We recommend this option as a convenient shorthand for .md files under src/pages/. Each post should have a title, pubDate, and optional description and customData fields in its frontmatter. If this isn’t possible, or you’d prefer to generate this frontmatter in code, see option 2.

Say your blog posts are stored under the src/pages/blog/ directory. You can generate an RSS feed like so:

src/pages/rss.xml.js
import rss from '@astrojs/rss';

export const get = () => rss({
  title: 'Buzz’s Blog',
  description: 'A humble Astronaut’s guide to the stars',
  site: import.meta.env.SITE,
  items: import.meta.glob('./blog/**/*.md'),
});

See Vite’s glob import documentation for more on this import syntax.

We recommend this option for .md files outside of the pages directory. This is common when generating routes via getStaticPaths.

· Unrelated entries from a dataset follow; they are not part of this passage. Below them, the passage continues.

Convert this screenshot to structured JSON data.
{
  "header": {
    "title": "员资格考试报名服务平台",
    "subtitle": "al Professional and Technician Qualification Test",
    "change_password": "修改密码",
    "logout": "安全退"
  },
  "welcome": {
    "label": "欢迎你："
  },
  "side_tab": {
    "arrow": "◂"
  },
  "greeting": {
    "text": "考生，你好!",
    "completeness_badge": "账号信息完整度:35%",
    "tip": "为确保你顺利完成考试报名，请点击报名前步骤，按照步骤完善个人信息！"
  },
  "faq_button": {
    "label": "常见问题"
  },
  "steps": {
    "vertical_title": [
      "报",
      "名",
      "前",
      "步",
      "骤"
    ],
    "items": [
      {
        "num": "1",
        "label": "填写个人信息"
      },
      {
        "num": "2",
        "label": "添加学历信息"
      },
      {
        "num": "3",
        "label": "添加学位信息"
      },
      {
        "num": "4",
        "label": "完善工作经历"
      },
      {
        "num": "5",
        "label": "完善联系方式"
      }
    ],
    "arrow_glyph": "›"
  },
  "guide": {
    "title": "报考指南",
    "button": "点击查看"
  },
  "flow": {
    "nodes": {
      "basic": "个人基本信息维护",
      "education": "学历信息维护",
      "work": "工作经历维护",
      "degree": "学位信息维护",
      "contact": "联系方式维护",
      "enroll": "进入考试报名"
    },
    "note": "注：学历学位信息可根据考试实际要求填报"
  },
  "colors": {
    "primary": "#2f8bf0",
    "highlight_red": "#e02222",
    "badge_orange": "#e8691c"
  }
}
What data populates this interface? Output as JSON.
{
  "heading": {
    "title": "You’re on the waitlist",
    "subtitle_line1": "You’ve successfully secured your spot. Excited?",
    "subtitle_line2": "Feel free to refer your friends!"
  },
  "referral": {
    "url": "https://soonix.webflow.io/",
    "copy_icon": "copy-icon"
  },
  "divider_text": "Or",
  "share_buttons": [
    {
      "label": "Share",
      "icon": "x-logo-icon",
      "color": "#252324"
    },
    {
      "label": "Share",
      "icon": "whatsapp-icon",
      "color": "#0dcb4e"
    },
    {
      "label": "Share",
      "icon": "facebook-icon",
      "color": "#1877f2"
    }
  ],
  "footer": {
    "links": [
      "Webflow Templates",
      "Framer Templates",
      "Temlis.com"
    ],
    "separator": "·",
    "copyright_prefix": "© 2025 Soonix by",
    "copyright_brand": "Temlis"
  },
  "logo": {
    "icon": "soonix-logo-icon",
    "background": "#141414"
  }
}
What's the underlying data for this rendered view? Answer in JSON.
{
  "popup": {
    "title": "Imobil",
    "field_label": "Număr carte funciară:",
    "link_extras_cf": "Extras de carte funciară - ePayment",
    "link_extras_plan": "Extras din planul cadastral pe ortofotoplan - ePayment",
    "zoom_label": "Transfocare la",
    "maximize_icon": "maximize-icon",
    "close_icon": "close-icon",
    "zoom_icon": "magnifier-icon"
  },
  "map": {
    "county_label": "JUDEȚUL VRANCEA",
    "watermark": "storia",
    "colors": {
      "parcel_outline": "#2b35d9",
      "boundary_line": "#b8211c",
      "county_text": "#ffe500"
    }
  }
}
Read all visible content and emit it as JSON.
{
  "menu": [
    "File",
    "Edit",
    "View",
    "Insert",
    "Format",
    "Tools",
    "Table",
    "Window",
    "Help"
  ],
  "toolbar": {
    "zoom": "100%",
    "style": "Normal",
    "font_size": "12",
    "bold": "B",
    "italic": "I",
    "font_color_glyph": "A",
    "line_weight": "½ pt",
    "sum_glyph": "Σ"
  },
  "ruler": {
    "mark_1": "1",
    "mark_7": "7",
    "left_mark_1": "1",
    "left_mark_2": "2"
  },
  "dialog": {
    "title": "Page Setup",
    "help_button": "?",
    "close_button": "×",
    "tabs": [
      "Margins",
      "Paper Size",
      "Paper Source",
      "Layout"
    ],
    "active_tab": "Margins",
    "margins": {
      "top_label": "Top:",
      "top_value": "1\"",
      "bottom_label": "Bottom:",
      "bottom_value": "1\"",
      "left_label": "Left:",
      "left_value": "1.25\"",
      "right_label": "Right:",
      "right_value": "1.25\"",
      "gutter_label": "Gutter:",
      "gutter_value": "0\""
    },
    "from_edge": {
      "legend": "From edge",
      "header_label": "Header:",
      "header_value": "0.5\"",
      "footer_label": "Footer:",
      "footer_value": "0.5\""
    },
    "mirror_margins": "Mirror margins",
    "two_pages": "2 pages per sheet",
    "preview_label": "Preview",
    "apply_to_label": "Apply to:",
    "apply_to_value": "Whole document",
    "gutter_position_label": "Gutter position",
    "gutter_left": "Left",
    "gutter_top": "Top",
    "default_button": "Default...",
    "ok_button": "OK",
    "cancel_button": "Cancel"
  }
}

For instance, say your .md posts are stored under a src/posts/ directory. Each post has a title, pubDate, and slug in its frontmatter, where slug corresponds to the output URL on your site. We can generate an RSS feed using Vite’s import.meta.glob helper like so:

src/pages/rss.xml.js
import rss from '@astrojs/rss';

const postImportResult = import.meta.glob('../posts/**/*.md', { eager: true });
const posts = Object.values(postImportResult);

export const get = () => rss({
  title: 'Buzz’s Blog',
  description: 'A humble Astronaut’s guide to the stars',
  site: import.meta.env.SITE,
  items: posts.map((post) => ({
    link: post.url,
    title: post.frontmatter.title,
    pubDate: post.frontmatter.pubDate,
  }))
});
Added in: v1.6.14

By default, the Astro RSS integration does not support including the content of each of your posts in the feed itself.

However, if you create the list of RSS feed objects yourself, you can pass the content of Markdown files (not MDX), to the content key using the compiledContent() property. We suggest using a package like sanitize-html in order to make sure that your content is properly sanitized, escaped, and encoded for use in the XML feed.

import rss from '@astrojs/rss';
import sanitizeHtml from 'sanitize-html';

// Works with Markdown files only!
const postImportResult = import.meta.glob('../posts/**/*.md', { eager: true }); 
const posts = Object.values(postImportResult);

export const get = () => rss({
  title: 'Buzz’s Blog',
  description: 'A humble Astronaut’s guide to the stars',
  site: import.meta.env.SITE,
  items: posts.map((post) => ({
    link: post.url,
    title: post.frontmatter.title,
    pubDate: post.frontmatter.pubDate,
    content: sanitizeHtml(post.compiledContent()),
  }))
});

You can style your RSS feed for a more pleasant user experience when viewing the file in your browser.

Use the rss function’s stylesheet option to specify an absolute path to your stylesheet.

rss({
  // ex. use your stylesheet from "public/rss/styles.xsl"
  stylesheet: '/rss/styles.xsl',
  // ...
});

If you don’t have an RSS stylesheet in mind, we recommend the Pretty Feed v3 default stylesheet, which you can download from GitHub and save into your project’s public/ directory.